The cats seem to me to be demonstrating every single day that the more they are given, the more they expect it to be easily given. The more they are given, the more they eschew the bonds of fellow-creatureliness….and the more they are given, the more they seem to attack and blame us for not moving quickly enough or completely enough or often enough to meet their desires, if not their needs.
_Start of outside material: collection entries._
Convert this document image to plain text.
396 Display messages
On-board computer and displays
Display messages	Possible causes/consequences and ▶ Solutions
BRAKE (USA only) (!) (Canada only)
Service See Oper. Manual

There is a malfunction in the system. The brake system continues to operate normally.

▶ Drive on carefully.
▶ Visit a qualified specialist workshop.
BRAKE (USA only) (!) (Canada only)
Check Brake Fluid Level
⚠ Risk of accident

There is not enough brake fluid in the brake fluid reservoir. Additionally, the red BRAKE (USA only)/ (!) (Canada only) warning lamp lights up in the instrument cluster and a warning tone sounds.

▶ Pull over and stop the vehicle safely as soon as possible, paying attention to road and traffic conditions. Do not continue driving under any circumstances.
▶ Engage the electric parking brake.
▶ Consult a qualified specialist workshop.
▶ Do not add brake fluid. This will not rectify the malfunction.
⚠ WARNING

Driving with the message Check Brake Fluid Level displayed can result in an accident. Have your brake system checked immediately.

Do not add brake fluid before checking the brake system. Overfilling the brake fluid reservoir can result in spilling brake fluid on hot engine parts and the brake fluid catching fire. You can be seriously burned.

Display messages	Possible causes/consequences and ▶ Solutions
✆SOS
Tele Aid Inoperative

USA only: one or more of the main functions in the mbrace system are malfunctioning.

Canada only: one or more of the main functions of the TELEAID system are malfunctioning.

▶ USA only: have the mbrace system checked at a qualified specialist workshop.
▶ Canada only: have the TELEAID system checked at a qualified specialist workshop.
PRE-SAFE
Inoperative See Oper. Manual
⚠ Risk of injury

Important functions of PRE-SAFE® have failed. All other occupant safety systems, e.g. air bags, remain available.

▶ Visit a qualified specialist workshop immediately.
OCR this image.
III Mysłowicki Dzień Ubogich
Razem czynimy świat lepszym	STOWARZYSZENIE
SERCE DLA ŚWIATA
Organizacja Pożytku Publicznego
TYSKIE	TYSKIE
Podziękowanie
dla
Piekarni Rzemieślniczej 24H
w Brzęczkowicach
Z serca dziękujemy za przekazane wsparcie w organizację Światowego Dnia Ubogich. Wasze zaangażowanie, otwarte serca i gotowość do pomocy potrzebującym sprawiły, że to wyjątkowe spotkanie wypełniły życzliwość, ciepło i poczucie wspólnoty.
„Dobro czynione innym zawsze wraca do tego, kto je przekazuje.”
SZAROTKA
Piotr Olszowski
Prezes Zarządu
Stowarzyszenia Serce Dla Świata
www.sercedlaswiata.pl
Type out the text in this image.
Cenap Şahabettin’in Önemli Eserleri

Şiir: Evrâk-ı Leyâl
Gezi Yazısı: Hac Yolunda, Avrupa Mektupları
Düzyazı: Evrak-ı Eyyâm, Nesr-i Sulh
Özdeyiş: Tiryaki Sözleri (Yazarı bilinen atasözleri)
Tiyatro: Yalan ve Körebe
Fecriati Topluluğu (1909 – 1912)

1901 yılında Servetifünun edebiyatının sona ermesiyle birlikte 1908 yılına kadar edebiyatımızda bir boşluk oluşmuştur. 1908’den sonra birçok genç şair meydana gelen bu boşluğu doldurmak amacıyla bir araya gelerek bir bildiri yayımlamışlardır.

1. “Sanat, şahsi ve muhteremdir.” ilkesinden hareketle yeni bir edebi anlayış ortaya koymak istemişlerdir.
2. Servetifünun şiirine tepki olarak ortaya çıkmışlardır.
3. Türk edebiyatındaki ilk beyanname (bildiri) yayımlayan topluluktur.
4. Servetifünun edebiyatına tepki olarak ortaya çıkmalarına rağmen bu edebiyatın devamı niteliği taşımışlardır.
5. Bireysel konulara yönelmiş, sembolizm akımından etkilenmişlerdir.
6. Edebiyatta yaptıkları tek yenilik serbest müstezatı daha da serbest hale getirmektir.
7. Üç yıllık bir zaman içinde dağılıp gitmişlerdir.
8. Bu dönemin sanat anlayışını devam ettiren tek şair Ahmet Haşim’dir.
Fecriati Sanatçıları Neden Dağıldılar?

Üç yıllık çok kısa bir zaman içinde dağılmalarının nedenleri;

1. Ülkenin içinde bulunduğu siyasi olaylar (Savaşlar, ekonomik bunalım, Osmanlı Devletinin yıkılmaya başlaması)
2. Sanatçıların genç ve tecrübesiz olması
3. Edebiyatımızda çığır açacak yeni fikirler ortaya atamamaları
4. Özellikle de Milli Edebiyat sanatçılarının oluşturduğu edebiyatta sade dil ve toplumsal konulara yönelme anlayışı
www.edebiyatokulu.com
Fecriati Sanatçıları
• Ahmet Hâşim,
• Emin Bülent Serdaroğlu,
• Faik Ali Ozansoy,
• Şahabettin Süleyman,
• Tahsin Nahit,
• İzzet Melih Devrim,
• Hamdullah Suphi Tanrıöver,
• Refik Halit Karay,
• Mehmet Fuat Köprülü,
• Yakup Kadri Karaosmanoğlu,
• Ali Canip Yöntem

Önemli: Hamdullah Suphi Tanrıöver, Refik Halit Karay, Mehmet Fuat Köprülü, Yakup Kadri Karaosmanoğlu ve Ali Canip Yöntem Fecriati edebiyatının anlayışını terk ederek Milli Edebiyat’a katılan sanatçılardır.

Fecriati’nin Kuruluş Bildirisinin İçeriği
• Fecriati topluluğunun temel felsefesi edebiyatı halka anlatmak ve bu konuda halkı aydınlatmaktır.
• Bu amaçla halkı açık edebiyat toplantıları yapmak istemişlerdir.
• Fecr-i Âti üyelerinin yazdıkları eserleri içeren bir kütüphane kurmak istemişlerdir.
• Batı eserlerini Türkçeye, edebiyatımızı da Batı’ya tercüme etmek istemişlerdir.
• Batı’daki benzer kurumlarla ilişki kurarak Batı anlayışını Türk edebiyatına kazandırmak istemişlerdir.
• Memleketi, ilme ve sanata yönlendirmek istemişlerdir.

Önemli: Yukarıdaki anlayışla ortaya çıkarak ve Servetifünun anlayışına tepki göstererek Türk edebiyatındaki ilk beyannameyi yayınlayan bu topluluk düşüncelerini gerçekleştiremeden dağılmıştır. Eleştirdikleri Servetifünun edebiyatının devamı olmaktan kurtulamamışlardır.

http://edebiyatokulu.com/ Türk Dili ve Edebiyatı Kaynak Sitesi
In a world swirling in a kind of complaining neo-atheism and in a Lent rife with prosperity gospels and long-winded explanations about how to forgive or justify God for all the pain in life by trusting Him more, I am struck by the cats. I am, in fact, clobbered by the cats and by an inevitable analogy:
If I were one of my cats, then I would be a creature in a house not of my ownership or making, and I would be a creature generously cared for by a householder not of my posture or station. How, then, should I conduct myself in the midst of such a situation? With an occasional and delightful romp of beauty before the householder, and think it enough? With a purring prayer from time to time and an occasional sidling up to appear appreciative, and believe my part of the bargain to be fulfilled? Should I hope that somehow those acts would seduce the householder into not seeing and remembering my daily grasping at the food dish and my viciousness to the other cats who feed there…or even my meowing complaints about a meal delayed or a dish not filled rapidly enough or one not set under a table and away from a sudden rain storm….?
How then should I conduct myself indeed?
It is, as I said, a question more Lenten than most sermons are.